What they were trying to do in this study, she said, was look carefully at the actual incidence of ear infections now, in this new environment, in which children are routinely vaccinated against Streptococcus pneumoniae, or pneumococcus, one of the types of bacteria that can cause ear infections (it can also cause more serious infections, including pneumonia and meningitis), and also against influenza, since viral infections like flu may precede bacterial ear infections. Neither vaccine is directed specifically at ear infections, but both have probably affected the incidence since my children were young.
A study published in 2014 in JAMA Pediatrics looked at the number of medical visits for otitis media made by children up to the age of 6 and found a downward trend from 2004 to 2011, with a significant drop in 2010-11. The first routine childhood pneumococcal vaccine was introduced in 2000; we changed to a vaccine effective against a wider set of bacterial serotypes in 2010.
There’s another factor that is probably contributing to the decline in ear infections, and it has to do with tightening the definition of what we call a true otitis media, and even beyond that, what we treat. There’s been a push in pediatrics to prescribe antibiotics only when really necessary. The reason my pediatrician’s behavior 20 years ago made me trust him was that I was clearly shopping for a bottle of pink medicine. It would have made me feel better to be treating something. When our doctor resisted that pressure, and instead looked carefully at the ear, I knew my child was in good hands.
It’s not always absolutely clear whether an ear infection is present. Crying can make a small child’s eardrum appear red — or at least pinkish — and having a doctor look in an ear can make a young child cry. But we’re trying hard these days not to overprescribe antibiotics, both because we worry that we’re breeding resistant bacteria, and also because of concerns about the effects that antibiotic treatment can have on the microbiome, the bacteria living on and in a healthy child.

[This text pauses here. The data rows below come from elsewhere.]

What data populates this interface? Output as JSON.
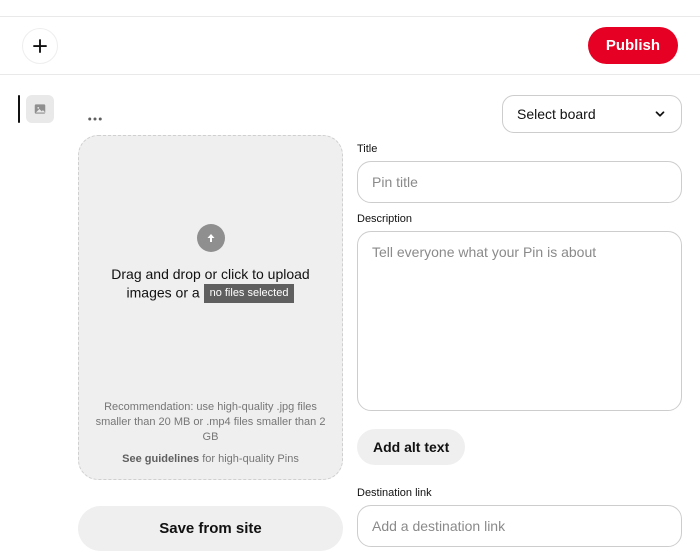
{
  "header": {
    "publish_label": "Publish"
  },
  "board_select": {
    "placeholder": "Select board"
  },
  "upload": {
    "drop_text": "Drag and drop or click to upload images or a",
    "file_chip": "no files selected",
    "recommendation": "Recommendation: use high-quality .jpg files smaller than 20 MB or .mp4 files smaller than 2 GB",
    "guidelines_bold": "See guidelines",
    "guidelines_rest": " for high-quality Pins",
    "save_from_site_label": "Save from site"
  },
  "form": {
    "title_label": "Title",
    "title_placeholder": "Pin title",
    "description_label": "Description",
    "description_placeholder": "Tell everyone what your Pin is about",
    "alt_text_label": "Add alt text",
    "destination_label": "Destination link",
    "destination_placeholder": "Add a destination link"
  }
}
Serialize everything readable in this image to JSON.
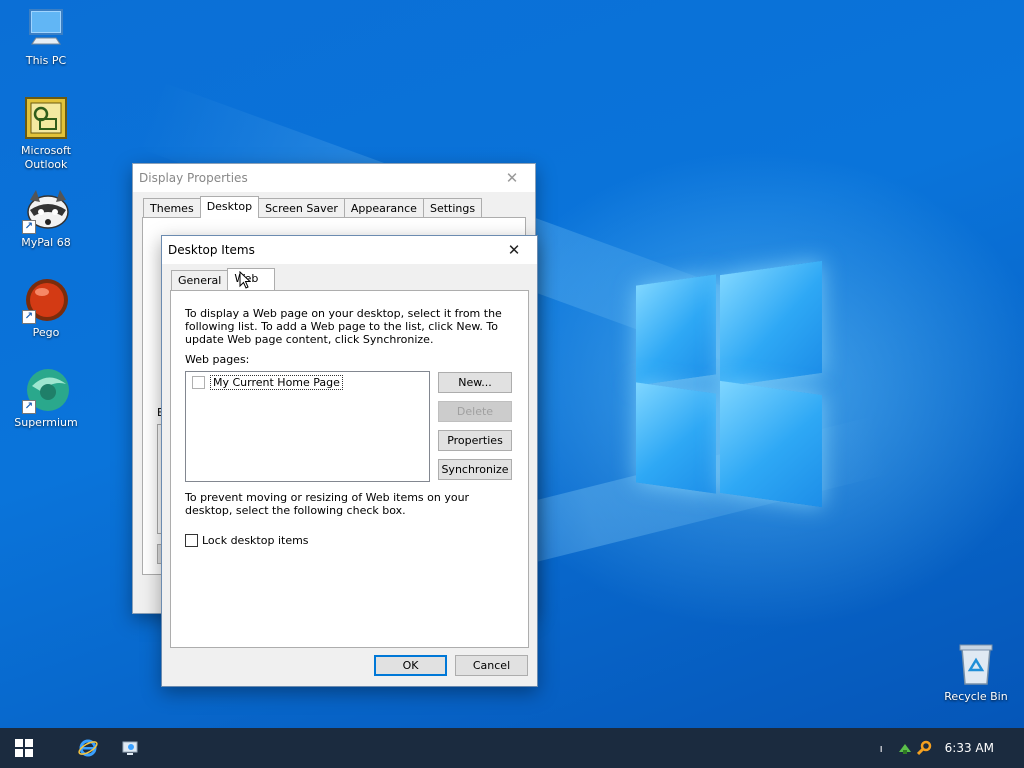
{
  "desktop": {
    "icons": [
      {
        "label": "This PC"
      },
      {
        "label": "Microsoft Outlook"
      },
      {
        "label": "MyPal 68"
      },
      {
        "label": "Pego"
      },
      {
        "label": "Supermium"
      },
      {
        "label": "Recycle Bin"
      }
    ]
  },
  "display_properties": {
    "title": "Display Properties",
    "tabs": [
      "Themes",
      "Desktop",
      "Screen Saver",
      "Appearance",
      "Settings"
    ],
    "active_tab": "Desktop",
    "partial_label": "B"
  },
  "desktop_items": {
    "title": "Desktop Items",
    "tabs": [
      "General",
      "Web"
    ],
    "active_tab": "Web",
    "intro_text": "To display a Web page on your desktop, select it from the following list. To add a Web page to the list, click New.  To update Web page content, click Synchronize.",
    "web_pages_label": "Web pages:",
    "web_pages": [
      {
        "label": "My Current Home Page",
        "checked": false
      }
    ],
    "buttons": {
      "new": "New...",
      "delete": "Delete",
      "properties": "Properties",
      "synchronize": "Synchronize"
    },
    "lock_text": "To prevent moving or resizing of Web items on your desktop, select the following check box.",
    "lock_label": "Lock desktop items",
    "lock_checked": false,
    "ok": "OK",
    "cancel": "Cancel"
  },
  "taskbar": {
    "clock": "6:33 AM",
    "tray_text": "ı"
  },
  "colors": {
    "accent": "#0078d7",
    "taskbar": "#1b2b3f"
  }
}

So in clinical practice guidelines that were revised in 2004 and then again most recently in 2013, the American Academy of Pediatrics has pushed hard to tighten the diagnostic criteria for otitis media to cases where the eardrum is clearly bulging, and to suggest that older children without bad ear pain or high fevers do not have to be treated immediately with antibiotics.
“Protecting people from unnecessary antibiotics exposure helps people have a healthier microbiome, which is important for a healthy immune system,” said Dr. Carrie Byington, a professor of pediatrics at the University of Utah and chairwoman of the A.A.P. committee on infectious diseases.
So ear infections, once the very definition of “bread and butter pediatrics,” have become rarer, as a result of a combination of vaccines, breast-feeding, decreased parental smoking and increased medical vigilance about making the diagnosis and treating young children with antibiotics. It’s a happy pediatric story of the convergence of improved preventive measures, healthier environments for young babies and the medical profession’s trying to be scrupulous about limiting interventions.
“The reason goes back to the parents and the good decisions they’re making, to immunize their children, to breast-feed their children, to not smoke around their children,” Dr. Byington said. “It’s parents making these good decisions for their kids, and it’s paying off.”